Article Title: 7 Easy Home Pet Remedies Anyone Can Do For A Dog
Or Cat
Author: Keisha Seaton

This article will help you to find simple home pet remedies.
These home pet remedies can be used either for dogs or cats,
unless otherwise stated.

Anemia: To help get rid of anemia in your pet increase the
amount of iron, and vitamin B intake. A recommended serving of
liver in the amounts of an ounce for cats, two ounces for small
dogs, three ounces for medium dogs, and four ounces for larger
dogs.

Arthritis: First things first, if your pet is overweight, then
you will need to get him/her on a weight loss plan. Loosing
weight will take the pressure off of those painful joints.
Several 20 minute walks a day can be very helpful as well.
Avoid having your pet sleep outside when it is cold. The cold
air is not helping as it inflames the joints, and triggers the
arthritis. Finally a moist heating pad around the joints can be
applied for about 20 minutes twice a day.

Bad Breath: If your pet has bad breath it is sign of plaque.
Simply brushing your pets' teeth will help reduce the bad breath
odor, and help to eliminate the plaque. Raw carrots have been
known to help with the cause of bad breaths in pets as well. To
prevent bad breath try giving them a rope to play with, don't
feed can foods, and as bad as it is try not to give them table
scraps.

Diarrhea: One of the easiest home pet remedies for diarrhea is
to make sure that your pet is well hydrated. Adding Gatorade to
their water will also help the diarrhea. The Gatorade will help
them to stay hydrated, and retain some electrolytes. It is best
to stop regular routine feedings, when you are aware of this
problem. If the diarrhea does not stop with this basic home
remedy please seek professional advice from your veterinarian,
as it could be a more serious problem.

Fever: Warning - If your pet has had a fever more than 24
hours please consult your veterinarian.
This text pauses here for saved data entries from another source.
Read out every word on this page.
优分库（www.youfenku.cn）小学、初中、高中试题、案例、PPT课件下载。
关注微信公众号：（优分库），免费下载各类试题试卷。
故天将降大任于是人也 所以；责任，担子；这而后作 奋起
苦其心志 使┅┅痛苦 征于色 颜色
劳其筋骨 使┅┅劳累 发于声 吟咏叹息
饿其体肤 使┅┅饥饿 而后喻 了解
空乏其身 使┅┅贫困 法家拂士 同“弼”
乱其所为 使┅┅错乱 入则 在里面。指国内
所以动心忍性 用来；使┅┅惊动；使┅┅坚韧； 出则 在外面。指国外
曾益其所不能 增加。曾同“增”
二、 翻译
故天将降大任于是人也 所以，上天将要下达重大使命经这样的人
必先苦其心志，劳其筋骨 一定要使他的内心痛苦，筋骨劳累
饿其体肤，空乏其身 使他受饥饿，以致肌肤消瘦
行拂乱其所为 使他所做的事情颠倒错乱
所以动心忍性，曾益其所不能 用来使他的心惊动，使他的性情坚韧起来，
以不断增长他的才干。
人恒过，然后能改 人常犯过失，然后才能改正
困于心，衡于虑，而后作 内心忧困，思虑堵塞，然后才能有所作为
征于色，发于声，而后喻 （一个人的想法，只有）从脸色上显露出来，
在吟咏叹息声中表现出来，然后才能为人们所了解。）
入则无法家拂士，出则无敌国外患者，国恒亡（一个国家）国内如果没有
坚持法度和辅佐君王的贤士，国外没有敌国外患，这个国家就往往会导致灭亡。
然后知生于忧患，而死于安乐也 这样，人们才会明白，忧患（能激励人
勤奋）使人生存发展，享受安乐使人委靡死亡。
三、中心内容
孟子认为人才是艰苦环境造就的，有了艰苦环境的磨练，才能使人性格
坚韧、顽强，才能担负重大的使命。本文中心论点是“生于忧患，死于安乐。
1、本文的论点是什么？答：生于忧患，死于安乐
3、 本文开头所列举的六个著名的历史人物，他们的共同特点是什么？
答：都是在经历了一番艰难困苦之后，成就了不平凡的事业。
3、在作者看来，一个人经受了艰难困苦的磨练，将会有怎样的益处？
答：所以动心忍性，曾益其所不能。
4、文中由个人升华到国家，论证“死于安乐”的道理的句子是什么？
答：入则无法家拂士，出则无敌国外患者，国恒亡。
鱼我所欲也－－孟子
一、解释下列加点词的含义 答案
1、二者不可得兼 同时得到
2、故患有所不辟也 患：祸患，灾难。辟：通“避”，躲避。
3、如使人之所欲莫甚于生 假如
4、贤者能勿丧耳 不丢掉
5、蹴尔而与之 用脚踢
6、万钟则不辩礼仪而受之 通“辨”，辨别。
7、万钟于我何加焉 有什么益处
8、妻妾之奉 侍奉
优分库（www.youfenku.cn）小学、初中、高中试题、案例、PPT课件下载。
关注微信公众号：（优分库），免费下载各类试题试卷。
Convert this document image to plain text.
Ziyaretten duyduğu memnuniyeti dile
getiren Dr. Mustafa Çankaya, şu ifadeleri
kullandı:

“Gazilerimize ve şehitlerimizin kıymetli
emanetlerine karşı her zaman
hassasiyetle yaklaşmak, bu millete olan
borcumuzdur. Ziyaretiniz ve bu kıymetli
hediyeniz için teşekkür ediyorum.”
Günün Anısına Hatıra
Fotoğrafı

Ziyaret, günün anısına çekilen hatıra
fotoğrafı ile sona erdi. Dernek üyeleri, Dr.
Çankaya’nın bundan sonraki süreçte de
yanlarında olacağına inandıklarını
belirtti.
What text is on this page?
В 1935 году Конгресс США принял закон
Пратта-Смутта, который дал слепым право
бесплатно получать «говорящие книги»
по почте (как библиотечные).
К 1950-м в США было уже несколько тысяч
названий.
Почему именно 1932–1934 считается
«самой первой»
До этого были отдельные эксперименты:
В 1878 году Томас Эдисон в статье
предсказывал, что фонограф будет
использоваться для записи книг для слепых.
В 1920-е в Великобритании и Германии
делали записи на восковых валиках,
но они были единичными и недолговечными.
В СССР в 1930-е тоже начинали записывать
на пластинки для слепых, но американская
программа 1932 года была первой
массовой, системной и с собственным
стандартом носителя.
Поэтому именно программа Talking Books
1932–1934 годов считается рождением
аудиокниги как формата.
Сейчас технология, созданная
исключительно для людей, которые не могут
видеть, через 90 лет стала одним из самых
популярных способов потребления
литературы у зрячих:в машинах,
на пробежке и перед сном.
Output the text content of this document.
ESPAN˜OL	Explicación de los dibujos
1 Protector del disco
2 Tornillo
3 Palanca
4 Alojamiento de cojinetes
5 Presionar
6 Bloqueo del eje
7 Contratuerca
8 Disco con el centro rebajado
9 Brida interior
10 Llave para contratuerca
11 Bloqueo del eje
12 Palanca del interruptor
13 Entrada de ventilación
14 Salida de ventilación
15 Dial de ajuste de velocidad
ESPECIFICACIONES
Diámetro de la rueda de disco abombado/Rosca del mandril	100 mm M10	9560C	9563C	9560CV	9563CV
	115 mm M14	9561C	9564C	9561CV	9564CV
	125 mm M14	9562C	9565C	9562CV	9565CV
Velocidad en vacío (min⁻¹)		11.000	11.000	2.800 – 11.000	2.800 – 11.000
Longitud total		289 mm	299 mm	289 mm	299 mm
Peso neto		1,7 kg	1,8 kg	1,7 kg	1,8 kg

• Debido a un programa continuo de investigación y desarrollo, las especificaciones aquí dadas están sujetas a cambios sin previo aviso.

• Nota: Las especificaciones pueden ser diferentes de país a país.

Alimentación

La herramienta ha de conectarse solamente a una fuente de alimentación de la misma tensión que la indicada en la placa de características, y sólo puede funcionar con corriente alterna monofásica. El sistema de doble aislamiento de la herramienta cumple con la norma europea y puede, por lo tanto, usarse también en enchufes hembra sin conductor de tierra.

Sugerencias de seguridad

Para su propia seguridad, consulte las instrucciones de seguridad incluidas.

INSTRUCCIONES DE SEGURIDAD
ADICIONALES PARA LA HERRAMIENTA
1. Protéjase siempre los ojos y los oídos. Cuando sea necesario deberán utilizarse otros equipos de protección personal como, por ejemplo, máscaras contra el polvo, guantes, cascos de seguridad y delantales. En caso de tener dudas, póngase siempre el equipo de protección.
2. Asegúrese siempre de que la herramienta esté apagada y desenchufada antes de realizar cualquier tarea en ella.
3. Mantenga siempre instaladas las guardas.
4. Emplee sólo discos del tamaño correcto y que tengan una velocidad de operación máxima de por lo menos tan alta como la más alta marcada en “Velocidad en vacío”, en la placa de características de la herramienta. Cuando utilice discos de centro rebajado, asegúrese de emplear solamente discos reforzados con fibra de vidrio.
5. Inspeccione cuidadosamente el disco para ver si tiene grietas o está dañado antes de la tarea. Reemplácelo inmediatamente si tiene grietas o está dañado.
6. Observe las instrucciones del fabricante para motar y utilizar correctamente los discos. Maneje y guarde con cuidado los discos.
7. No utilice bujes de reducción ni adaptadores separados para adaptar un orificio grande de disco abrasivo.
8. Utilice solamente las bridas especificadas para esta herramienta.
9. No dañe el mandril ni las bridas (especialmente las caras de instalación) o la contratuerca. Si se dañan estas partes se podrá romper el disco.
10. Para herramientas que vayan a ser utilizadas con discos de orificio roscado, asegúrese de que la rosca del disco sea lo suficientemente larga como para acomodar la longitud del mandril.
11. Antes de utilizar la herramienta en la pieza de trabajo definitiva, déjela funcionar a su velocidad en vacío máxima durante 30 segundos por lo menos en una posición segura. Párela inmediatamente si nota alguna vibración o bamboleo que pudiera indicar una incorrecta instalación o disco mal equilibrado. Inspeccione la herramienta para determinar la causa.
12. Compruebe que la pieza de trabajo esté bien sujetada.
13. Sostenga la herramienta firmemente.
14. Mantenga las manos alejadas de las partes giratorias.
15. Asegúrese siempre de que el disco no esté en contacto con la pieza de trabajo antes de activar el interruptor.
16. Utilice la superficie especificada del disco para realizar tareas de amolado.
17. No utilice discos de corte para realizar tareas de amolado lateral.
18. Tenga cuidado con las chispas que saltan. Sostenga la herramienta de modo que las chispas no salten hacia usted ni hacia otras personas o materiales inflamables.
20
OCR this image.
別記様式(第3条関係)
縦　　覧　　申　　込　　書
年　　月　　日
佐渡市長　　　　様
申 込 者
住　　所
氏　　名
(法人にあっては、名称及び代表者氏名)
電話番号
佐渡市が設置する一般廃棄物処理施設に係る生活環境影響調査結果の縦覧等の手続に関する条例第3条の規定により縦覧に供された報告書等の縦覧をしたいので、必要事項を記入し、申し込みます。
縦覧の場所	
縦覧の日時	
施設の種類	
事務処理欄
A fever that cannot be
broken is a sign that something is severely wrong with your pet.
If you have just discovered that your beloved pet has a
fever, then use a cool compress on their belly. If that is not
possible, a cool bath will also help. Normal temperatures for
dogs and cats run usually from 1000.5 to 102.5 anything over
that is considered a fever.

Fleas: One of the best home pet remedies for fleas is to mix
in some Brewer's Yeast. In addition to the yeast adding about 3
cloves of garlic cut up will keep the fleas away from your pet.

Smelly Kitty Litter: To keep your kitty litter smelling nice,
and fresh, use about 2 parts baby powder to one part baking soda
in your kitty litter.

Hope you have enjoyed this article about home pet remedies.
Please note that these home pet remedies are not professional
veterinarian advice. If serious problems persist with your pet
please seek the care of a trusted veterinarian.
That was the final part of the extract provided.